Mais je n’ai sans doute pas été le seul fan à avoir constaté, non sans déception, album après album, que c’était à chaque fois la seule bonne chanson. Autre indice du déclin: quatre étoiles à chaque sortie dans Rolling Stone, qui félicitait à chaque fois le groupe pour son grand retour au vrai rock, un signe de mort cérébrale qui ne trompe pas.

Leur dernier album, Collapse Into Now, n’avait pas même une seule bonne chanson. Le groupe avait demandé à des réalisateurs de tourner des clips pour chaque chanson. Tous ceux que j’ai regardés m’ont fait bâiller d’ennui.

R.E.M. a donc fini par tirer gracieusement sa révérence. Se souvenant sans doute des circonstances de leur naissance, les membres du groupe ont dû sans doute se rendre à l’évidence: malgré les revenus engrangés par les tournées, ils n’étaient plus capables d’enregistrer de bons albums.

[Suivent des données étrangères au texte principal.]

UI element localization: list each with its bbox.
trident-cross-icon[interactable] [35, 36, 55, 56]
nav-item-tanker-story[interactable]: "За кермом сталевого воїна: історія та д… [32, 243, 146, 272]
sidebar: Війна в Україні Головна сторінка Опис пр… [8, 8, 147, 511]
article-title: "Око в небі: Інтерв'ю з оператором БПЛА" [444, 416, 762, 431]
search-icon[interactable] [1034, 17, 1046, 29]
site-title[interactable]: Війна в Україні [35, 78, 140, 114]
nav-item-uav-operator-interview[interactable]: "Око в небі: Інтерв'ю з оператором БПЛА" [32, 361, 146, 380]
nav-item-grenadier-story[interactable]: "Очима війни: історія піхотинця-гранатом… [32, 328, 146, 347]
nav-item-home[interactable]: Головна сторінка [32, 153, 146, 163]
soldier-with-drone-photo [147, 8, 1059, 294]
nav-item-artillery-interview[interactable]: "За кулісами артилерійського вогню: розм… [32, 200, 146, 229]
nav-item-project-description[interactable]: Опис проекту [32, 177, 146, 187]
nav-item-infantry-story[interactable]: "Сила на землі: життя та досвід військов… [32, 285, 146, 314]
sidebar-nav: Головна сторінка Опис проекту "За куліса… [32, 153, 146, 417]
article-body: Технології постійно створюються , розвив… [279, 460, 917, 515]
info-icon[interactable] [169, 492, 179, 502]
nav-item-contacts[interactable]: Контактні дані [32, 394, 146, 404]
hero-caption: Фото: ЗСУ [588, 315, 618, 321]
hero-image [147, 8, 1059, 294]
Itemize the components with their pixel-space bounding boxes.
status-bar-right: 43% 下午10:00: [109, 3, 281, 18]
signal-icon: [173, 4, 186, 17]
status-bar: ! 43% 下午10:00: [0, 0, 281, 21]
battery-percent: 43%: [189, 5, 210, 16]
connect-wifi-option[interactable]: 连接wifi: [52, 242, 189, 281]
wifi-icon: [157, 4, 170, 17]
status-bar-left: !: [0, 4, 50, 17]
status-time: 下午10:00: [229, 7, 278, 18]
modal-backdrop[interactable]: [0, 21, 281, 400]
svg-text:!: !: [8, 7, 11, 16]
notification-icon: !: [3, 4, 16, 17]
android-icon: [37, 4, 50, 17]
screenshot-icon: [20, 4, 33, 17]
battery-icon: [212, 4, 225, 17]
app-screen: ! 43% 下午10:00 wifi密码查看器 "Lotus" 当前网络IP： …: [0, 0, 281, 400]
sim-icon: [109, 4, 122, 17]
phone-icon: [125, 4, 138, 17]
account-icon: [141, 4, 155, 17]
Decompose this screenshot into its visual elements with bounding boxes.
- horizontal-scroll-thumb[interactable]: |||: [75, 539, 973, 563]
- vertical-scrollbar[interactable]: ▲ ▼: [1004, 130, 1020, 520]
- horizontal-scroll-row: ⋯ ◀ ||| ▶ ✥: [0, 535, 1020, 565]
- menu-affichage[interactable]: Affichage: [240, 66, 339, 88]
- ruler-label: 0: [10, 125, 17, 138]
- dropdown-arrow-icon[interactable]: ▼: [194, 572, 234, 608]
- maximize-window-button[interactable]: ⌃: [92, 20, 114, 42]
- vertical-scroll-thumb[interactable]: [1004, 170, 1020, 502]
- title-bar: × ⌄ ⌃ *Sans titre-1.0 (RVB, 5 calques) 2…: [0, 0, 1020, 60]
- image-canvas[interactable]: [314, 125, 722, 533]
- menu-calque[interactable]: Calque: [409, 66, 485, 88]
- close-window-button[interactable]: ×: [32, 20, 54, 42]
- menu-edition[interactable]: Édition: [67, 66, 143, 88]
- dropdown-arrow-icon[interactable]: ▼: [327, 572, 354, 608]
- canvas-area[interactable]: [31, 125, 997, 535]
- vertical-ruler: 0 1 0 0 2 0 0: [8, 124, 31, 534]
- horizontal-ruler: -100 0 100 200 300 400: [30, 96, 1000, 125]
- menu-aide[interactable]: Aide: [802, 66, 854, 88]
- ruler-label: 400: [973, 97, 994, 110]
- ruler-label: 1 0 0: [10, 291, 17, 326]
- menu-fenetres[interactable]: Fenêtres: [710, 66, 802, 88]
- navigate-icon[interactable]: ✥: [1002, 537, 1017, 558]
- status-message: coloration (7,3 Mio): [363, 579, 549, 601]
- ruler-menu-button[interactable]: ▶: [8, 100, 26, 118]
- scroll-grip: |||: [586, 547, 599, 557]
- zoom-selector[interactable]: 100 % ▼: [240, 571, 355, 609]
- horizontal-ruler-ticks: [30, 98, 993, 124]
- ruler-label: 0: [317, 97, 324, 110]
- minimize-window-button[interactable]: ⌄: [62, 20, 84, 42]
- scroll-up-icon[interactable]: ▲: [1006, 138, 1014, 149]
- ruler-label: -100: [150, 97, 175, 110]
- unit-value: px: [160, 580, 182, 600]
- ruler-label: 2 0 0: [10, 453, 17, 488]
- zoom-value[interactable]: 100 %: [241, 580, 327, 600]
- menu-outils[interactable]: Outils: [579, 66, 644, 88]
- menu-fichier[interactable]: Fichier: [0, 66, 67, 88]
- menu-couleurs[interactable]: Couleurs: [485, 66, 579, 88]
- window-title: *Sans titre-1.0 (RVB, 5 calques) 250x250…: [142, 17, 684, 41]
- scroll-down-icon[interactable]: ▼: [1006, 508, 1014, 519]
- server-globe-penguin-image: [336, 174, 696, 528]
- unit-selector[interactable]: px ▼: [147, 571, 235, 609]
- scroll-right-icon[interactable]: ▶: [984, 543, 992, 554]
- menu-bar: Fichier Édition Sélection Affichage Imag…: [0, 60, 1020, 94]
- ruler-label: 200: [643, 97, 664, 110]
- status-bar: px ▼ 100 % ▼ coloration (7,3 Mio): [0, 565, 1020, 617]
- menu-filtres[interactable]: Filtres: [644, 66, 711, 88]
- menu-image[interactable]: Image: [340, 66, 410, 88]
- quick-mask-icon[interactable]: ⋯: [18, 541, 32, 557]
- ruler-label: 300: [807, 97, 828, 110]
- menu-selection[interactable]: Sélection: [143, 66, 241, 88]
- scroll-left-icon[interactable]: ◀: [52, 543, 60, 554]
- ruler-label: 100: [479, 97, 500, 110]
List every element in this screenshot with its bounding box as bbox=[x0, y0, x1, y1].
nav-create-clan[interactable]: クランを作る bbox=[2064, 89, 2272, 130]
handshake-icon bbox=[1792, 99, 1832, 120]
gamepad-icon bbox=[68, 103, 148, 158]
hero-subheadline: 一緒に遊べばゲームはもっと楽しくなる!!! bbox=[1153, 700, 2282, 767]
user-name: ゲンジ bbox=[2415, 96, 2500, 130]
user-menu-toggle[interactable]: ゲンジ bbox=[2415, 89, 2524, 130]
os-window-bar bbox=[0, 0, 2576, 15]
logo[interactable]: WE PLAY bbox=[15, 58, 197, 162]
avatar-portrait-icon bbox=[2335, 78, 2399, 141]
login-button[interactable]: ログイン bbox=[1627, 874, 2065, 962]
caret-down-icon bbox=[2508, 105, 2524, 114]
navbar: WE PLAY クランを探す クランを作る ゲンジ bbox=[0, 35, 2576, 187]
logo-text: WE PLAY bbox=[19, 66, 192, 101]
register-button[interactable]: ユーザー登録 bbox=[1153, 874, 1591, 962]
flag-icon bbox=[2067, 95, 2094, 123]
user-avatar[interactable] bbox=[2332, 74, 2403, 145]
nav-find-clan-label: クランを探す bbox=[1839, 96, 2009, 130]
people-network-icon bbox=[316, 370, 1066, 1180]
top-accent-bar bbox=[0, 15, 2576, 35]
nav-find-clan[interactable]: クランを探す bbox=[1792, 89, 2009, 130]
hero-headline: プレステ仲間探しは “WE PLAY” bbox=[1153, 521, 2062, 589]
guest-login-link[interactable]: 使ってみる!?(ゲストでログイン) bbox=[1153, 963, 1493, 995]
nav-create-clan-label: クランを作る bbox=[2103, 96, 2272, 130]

Quel post-punk idéaliste aurait voulu continuer de la sorte? Ils ont donc préféré mettre un terme à leur carrière avec bien plus de grâce et d’intégrité que tous les autres groupes qui me viennent à l’esprit.

Le groupe n’a jamais vendu une seule chanson à des fabricants de soda; il n’a jamais tenté de monstrueuses tournées des stades, comme U2. Des artistes aussi variés de Kurt Cobain, Warren Zevon, Uncle Tupelo et Patti Smith les ont toujours admiré et apprécié. R.E.M. laisse derrière lui entre six et huit albums qui font partie des meilleurs de leur temps et ses membres ont eu une opportunité qui n’arrive que rarement: voir la révolution artistique dont ils furent à l’origine changer le monde. Pas mal pour un putain de groupe des années 1980.